- 165
Andy Warhol
Description
- Andy Warhol
- Untitled (Gold Shoe)
- signed
- ink, gold leaf and foil appliqué collage on paper
- 17 3/8 by 22 1/2 in. 44.1 by 57.2 cm.
- Executed circa 1957.
Provenance
Leon and Riselle Lerner, New York
By descent to the present owner
Condition
In response to your inquiry, we are pleased to provide you with a general report of the condition of the property described above. Since we are not professional conservators or restorers, we urge you to consult with a restorer or conservator of your choice who will be better able to provide a detailed, professional report. Prospective buyers should inspect each lot to satisfy themselves as to condition and must understand that any statement made by Sotheby's is merely a subjective qualified opinion.
NOTWITHSTANDING THIS REPORT OR ANY DISCUSSIONS CONCERNING CONDITION OF A LOT, ALL LOTS ARE OFFERED AND SOLD "AS IS" IN ACCORDANCE WITH THE CONDITIONS OF SALE PRINTED IN THE CATALOGUE.
Catalogue Note
"When I used to do show drawings for magazines I would get a certain amount for each shoe, so then I would count up my shoes to figure how much I was going to get.
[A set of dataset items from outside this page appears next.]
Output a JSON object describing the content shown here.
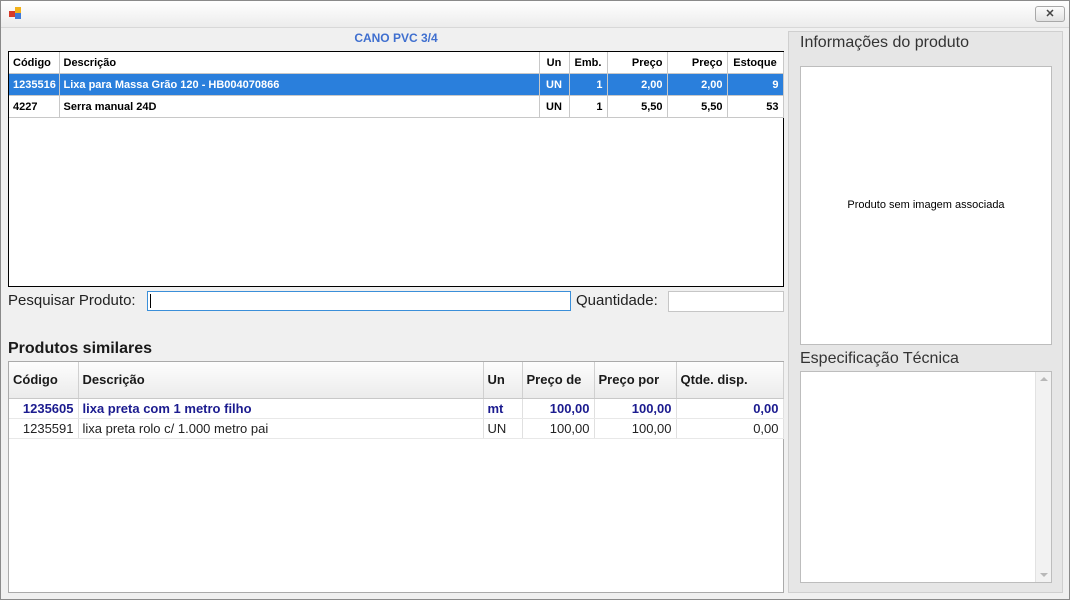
{
  "window": {
    "close_label": "✕"
  },
  "product_title": "CANO PVC 3/4",
  "results": {
    "columns": [
      "Código",
      "Descrição",
      "Un",
      "Emb.",
      "Preço",
      "Preço",
      "Estoque"
    ],
    "rows": [
      {
        "codigo": "1235516",
        "descricao": "Lixa para Massa Grão 120 - HB004070866",
        "un": "UN",
        "emb": "1",
        "preco1": "2,00",
        "preco2": "2,00",
        "estoque": "9",
        "selected": true
      },
      {
        "codigo": "4227",
        "descricao": "Serra manual 24D",
        "un": "UN",
        "emb": "1",
        "preco1": "5,50",
        "preco2": "5,50",
        "estoque": "53",
        "selected": false
      }
    ]
  },
  "search": {
    "label": "Pesquisar Produto:",
    "value": "",
    "qty_label": "Quantidade:",
    "qty_value": ""
  },
  "similar": {
    "title": "Produtos similares",
    "columns": [
      "Código",
      "Descrição",
      "Un",
      "Preço de",
      "Preço por",
      "Qtde. disp."
    ],
    "rows": [
      {
        "codigo": "1235605",
        "descricao": "lixa preta com 1 metro filho",
        "un": "mt",
        "preco_de": "100,00",
        "preco_por": "100,00",
        "qtde": "0,00",
        "bold": true
      },
      {
        "codigo": "1235591",
        "descricao": "lixa preta rolo c/ 1.000 metro pai",
        "un": "UN",
        "preco_de": "100,00",
        "preco_por": "100,00",
        "qtde": "0,00",
        "bold": false
      }
    ]
  },
  "info_panel": {
    "title": "Informações do produto",
    "no_image_text": "Produto sem imagem associada",
    "spec_title": "Especificação Técnica"
  }
}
I loved by the number of shoe drawings – when I counted them I knew how much money I had." (Andy Warhol, The Philosophy of Andy Warhol: From A to B and Back Again, New York, 1975, p. 85).
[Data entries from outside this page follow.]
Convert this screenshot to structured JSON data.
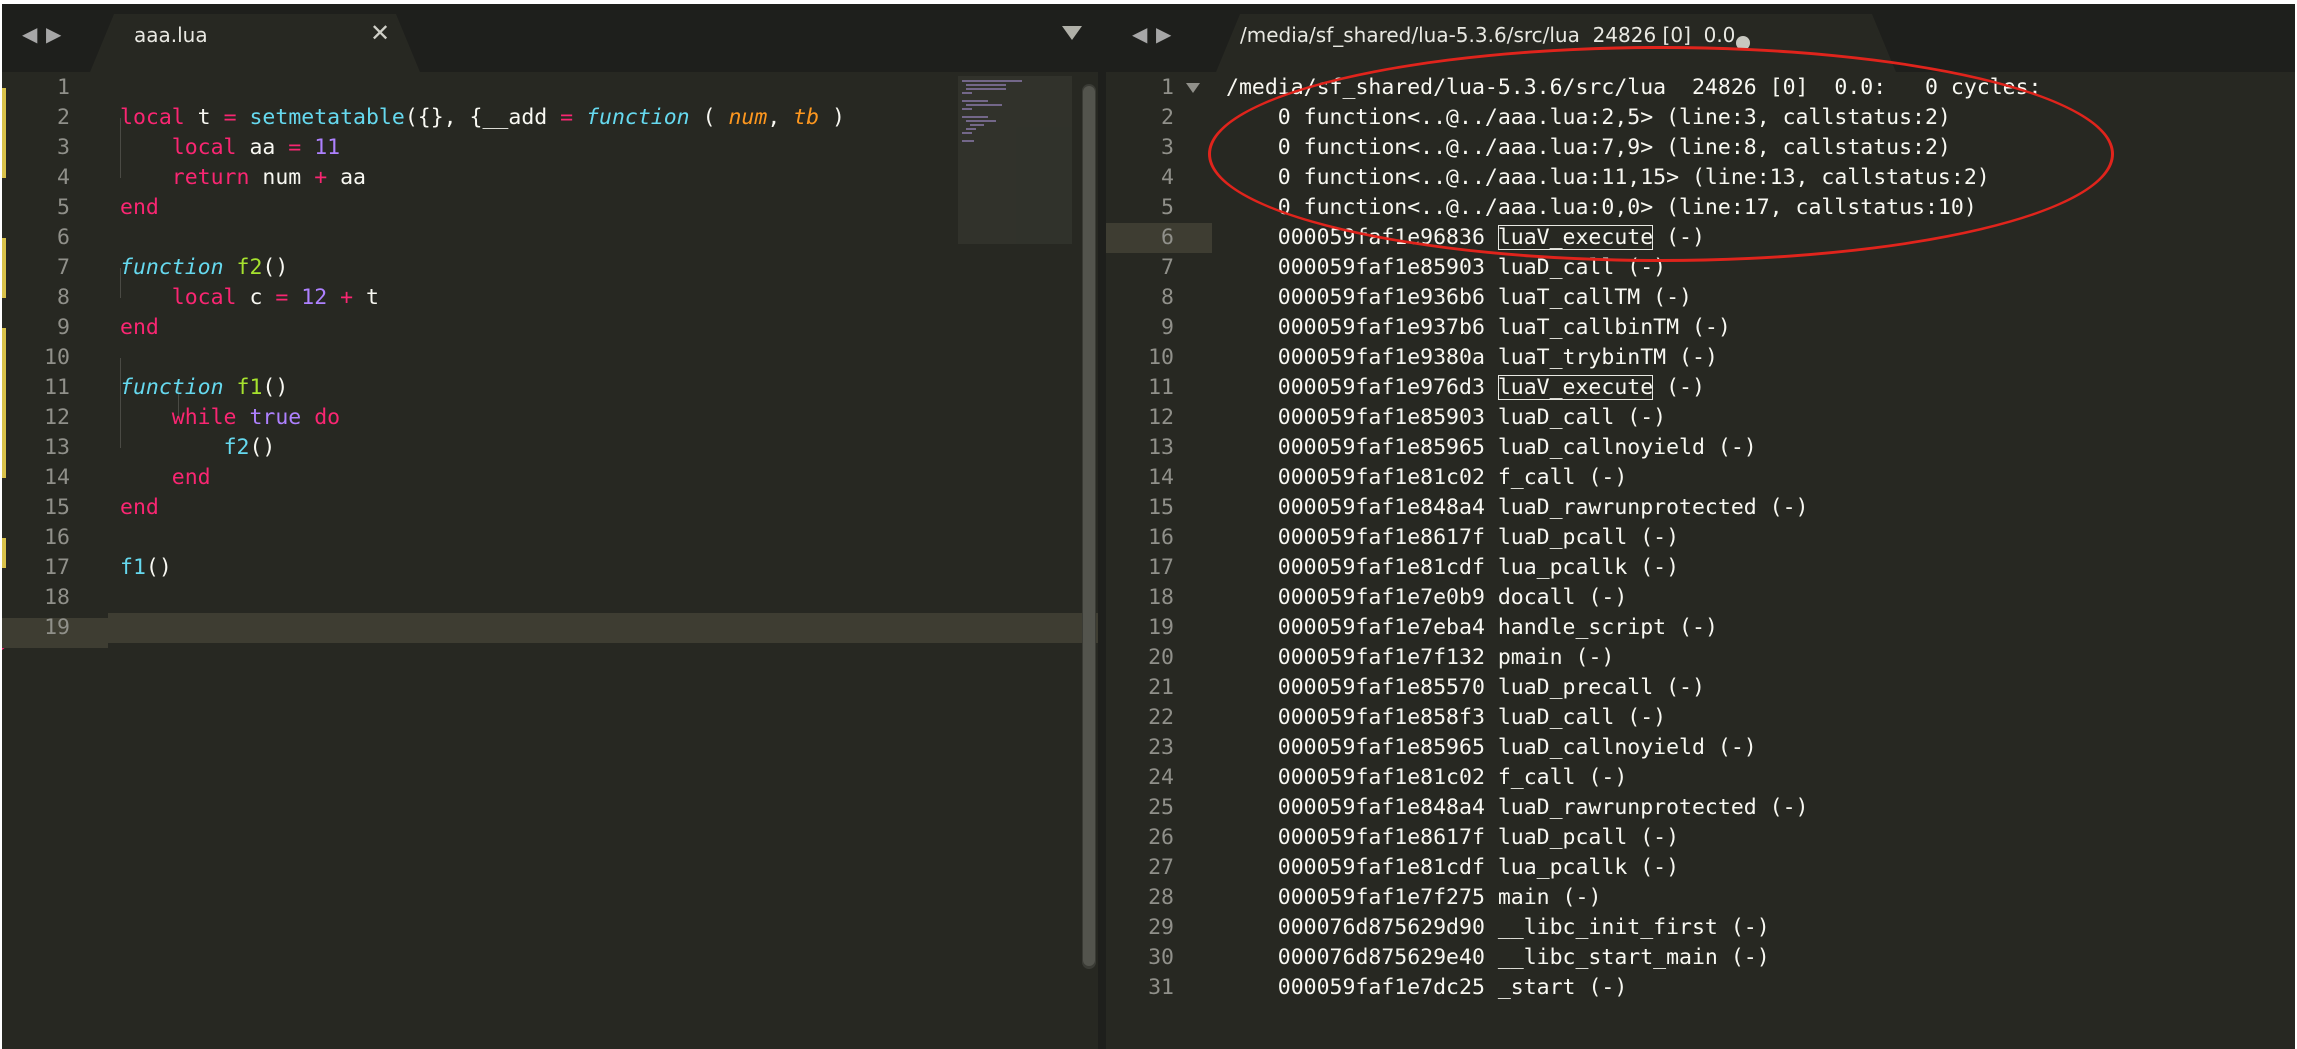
{
  "left_pane": {
    "tab_title": "aaa.lua",
    "close_glyph": "✕",
    "line_numbers": [
      "1",
      "2",
      "3",
      "4",
      "5",
      "6",
      "7",
      "8",
      "9",
      "10",
      "11",
      "12",
      "13",
      "14",
      "15",
      "16",
      "17",
      "18",
      "19"
    ]
  },
  "right_pane": {
    "tab_title": "/media/sf_shared/lua-5.3.6/src/lua  24826 [0]  0.0",
    "line_numbers": [
      "1",
      "2",
      "3",
      "4",
      "5",
      "6",
      "7",
      "8",
      "9",
      "10",
      "11",
      "12",
      "13",
      "14",
      "15",
      "16",
      "17",
      "18",
      "19",
      "20",
      "21",
      "22",
      "23",
      "24",
      "25",
      "26",
      "27",
      "28",
      "29",
      "30",
      "31"
    ],
    "header_line": "/media/sf_shared/lua-5.3.6/src/lua  24826 [0]  0.0:   0 cycles:",
    "frames": [
      "    0 function<..@../aaa.lua:2,5> (line:3, callstatus:2)",
      "    0 function<..@../aaa.lua:7,9> (line:8, callstatus:2)",
      "    0 function<..@../aaa.lua:11,15> (line:13, callstatus:2)",
      "    0 function<..@../aaa.lua:0,0> (line:17, callstatus:10)"
    ],
    "stack": [
      {
        "addr": "    000059faf1e96836 ",
        "sym": "luaV_execute",
        "rest": " (-)",
        "boxed": true
      },
      {
        "addr": "    000059faf1e85903 ",
        "sym": "luaD_call",
        "rest": " (-)"
      },
      {
        "addr": "    000059faf1e936b6 ",
        "sym": "luaT_callTM",
        "rest": " (-)"
      },
      {
        "addr": "    000059faf1e937b6 ",
        "sym": "luaT_callbinTM",
        "rest": " (-)"
      },
      {
        "addr": "    000059faf1e9380a ",
        "sym": "luaT_trybinTM",
        "rest": " (-)"
      },
      {
        "addr": "    000059faf1e976d3 ",
        "sym": "luaV_execute",
        "rest": " (-)",
        "boxed": true
      },
      {
        "addr": "    000059faf1e85903 ",
        "sym": "luaD_call",
        "rest": " (-)"
      },
      {
        "addr": "    000059faf1e85965 ",
        "sym": "luaD_callnoyield",
        "rest": " (-)"
      },
      {
        "addr": "    000059faf1e81c02 ",
        "sym": "f_call",
        "rest": " (-)"
      },
      {
        "addr": "    000059faf1e848a4 ",
        "sym": "luaD_rawrunprotected",
        "rest": " (-)"
      },
      {
        "addr": "    000059faf1e8617f ",
        "sym": "luaD_pcall",
        "rest": " (-)"
      },
      {
        "addr": "    000059faf1e81cdf ",
        "sym": "lua_pcallk",
        "rest": " (-)"
      },
      {
        "addr": "    000059faf1e7e0b9 ",
        "sym": "docall",
        "rest": " (-)"
      },
      {
        "addr": "    000059faf1e7eba4 ",
        "sym": "handle_script",
        "rest": " (-)"
      },
      {
        "addr": "    000059faf1e7f132 ",
        "sym": "pmain",
        "rest": " (-)"
      },
      {
        "addr": "    000059faf1e85570 ",
        "sym": "luaD_precall",
        "rest": " (-)"
      },
      {
        "addr": "    000059faf1e858f3 ",
        "sym": "luaD_call",
        "rest": " (-)"
      },
      {
        "addr": "    000059faf1e85965 ",
        "sym": "luaD_callnoyield",
        "rest": " (-)"
      },
      {
        "addr": "    000059faf1e81c02 ",
        "sym": "f_call",
        "rest": " (-)"
      },
      {
        "addr": "    000059faf1e848a4 ",
        "sym": "luaD_rawrunprotected",
        "rest": " (-)"
      },
      {
        "addr": "    000059faf1e8617f ",
        "sym": "luaD_pcall",
        "rest": " (-)"
      },
      {
        "addr": "    000059faf1e81cdf ",
        "sym": "lua_pcallk",
        "rest": " (-)"
      },
      {
        "addr": "    000059faf1e7f275 ",
        "sym": "main",
        "rest": " (-)"
      },
      {
        "addr": "    000076d875629d90 ",
        "sym": "__libc_init_first",
        "rest": " (-)"
      },
      {
        "addr": "    000076d875629e40 ",
        "sym": "__libc_start_main",
        "rest": " (-)"
      },
      {
        "addr": "    000059faf1e7dc25 ",
        "sym": "_start",
        "rest": " (-)"
      }
    ]
  },
  "code": {
    "l2": [
      "local",
      " t ",
      "=",
      " ",
      "setmetatable",
      "({}, {__add ",
      "=",
      " ",
      "function",
      " ( ",
      "num",
      ", ",
      "tb",
      " )"
    ],
    "l3": [
      "    ",
      "local",
      " aa ",
      "=",
      " ",
      "11"
    ],
    "l4": [
      "    ",
      "return",
      " num ",
      "+",
      " aa"
    ],
    "l5": [
      "end"
    ],
    "l7": [
      "function",
      " ",
      "f2",
      "()"
    ],
    "l8": [
      "    ",
      "local",
      " c ",
      "=",
      " ",
      "12",
      " ",
      "+",
      " t"
    ],
    "l9": [
      "end"
    ],
    "l11": [
      "function",
      " ",
      "f1",
      "()"
    ],
    "l12": [
      "    ",
      "while",
      " ",
      "true",
      " ",
      "do"
    ],
    "l13": [
      "        ",
      "f2",
      "()"
    ],
    "l14": [
      "    ",
      "end"
    ],
    "l15": [
      "end"
    ],
    "l17": [
      "f1",
      "()"
    ]
  },
  "colors": {
    "background": "#272822",
    "keyword": "#f92672",
    "builtin": "#66d9ef",
    "param": "#fd971f",
    "number": "#ae81ff",
    "func_name": "#a6e22e",
    "annotation_oval": "#e0241c"
  },
  "icons": [
    "nav-left-icon",
    "nav-right-icon",
    "close-icon",
    "dropdown-icon",
    "dirty-indicator-icon",
    "fold-arrow-icon"
  ]
}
Gold Shoe, circa 1957, drawn in ink and appliquéd in gold leaf and foil, epitomizes the artfulness of even Warhol's most commercial work. Blocked with his distinctive blotted line, a graphic style he developed in college at Carnegie Mellon, Warhol fills in the shoe with dazzling delicacy. With the exaggerated femininity ironically reserved for men in the court of Louis XIV, this single shoe is adorned in pearls and foiled with filigree. These shoe drawings afforded Warhol with a conceptual constraint in which he could work in great detail and with fanciful imagination.
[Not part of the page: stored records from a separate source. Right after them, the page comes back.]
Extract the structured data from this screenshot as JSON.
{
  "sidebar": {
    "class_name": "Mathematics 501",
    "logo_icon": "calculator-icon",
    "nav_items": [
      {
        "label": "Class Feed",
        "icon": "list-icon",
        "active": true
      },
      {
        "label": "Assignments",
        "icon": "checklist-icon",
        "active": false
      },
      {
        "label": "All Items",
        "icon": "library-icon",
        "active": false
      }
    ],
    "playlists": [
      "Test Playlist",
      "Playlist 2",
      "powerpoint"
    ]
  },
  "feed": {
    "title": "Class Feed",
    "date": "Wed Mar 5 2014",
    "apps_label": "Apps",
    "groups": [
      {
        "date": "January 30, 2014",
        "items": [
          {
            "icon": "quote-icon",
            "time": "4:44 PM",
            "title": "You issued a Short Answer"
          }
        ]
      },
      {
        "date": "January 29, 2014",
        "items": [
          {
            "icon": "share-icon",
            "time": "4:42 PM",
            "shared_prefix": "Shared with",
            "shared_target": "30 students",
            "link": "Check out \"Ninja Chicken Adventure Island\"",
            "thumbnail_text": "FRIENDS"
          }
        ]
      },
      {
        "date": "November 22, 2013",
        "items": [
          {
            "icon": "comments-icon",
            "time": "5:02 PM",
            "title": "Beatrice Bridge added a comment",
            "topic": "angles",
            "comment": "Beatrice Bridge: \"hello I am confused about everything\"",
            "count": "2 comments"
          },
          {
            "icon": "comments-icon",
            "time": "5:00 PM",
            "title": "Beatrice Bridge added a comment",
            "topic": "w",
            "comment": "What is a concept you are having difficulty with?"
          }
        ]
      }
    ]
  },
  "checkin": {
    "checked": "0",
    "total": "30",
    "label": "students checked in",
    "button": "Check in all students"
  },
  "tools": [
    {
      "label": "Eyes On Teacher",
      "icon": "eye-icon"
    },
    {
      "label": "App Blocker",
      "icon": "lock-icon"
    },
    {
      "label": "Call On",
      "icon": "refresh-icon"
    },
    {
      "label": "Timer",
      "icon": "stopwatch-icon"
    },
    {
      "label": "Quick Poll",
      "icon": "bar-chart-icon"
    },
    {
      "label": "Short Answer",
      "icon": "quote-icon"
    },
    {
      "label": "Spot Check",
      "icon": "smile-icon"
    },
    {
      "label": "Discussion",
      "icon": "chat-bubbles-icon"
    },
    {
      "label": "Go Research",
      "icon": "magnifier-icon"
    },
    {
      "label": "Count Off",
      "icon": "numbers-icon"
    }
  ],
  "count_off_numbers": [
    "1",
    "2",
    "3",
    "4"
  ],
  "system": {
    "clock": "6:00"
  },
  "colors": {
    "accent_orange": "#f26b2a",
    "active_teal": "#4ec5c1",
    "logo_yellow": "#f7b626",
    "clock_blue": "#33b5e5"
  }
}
Regardless of Warhol's legacy as a ruler of new bohemia, he came of age professionally during the Eisenhower presidency, in a mid-century American in which "sex of any variety [was] a forbidden subject." Regardless of the material – shoes in this case -- Warhol's line, though it "appears innocent... has an inherent naughtiness and irreverence about it. He fills shoes with sexual innuendos – with snakes and elaborate flourishes – conjuring up the bare feet we do not see." (Judith Goldman, "Warhol's Line" Andy Warhol Drawings & Related Works 1951-1986. New York City, NY: Gagosian Gallery, 2003, p. 5). Although both his style and his subjects would change dramatically in the coming decades, Warhol's concerns with ornament and essence, with iconography and idolatry, would repeat again and again.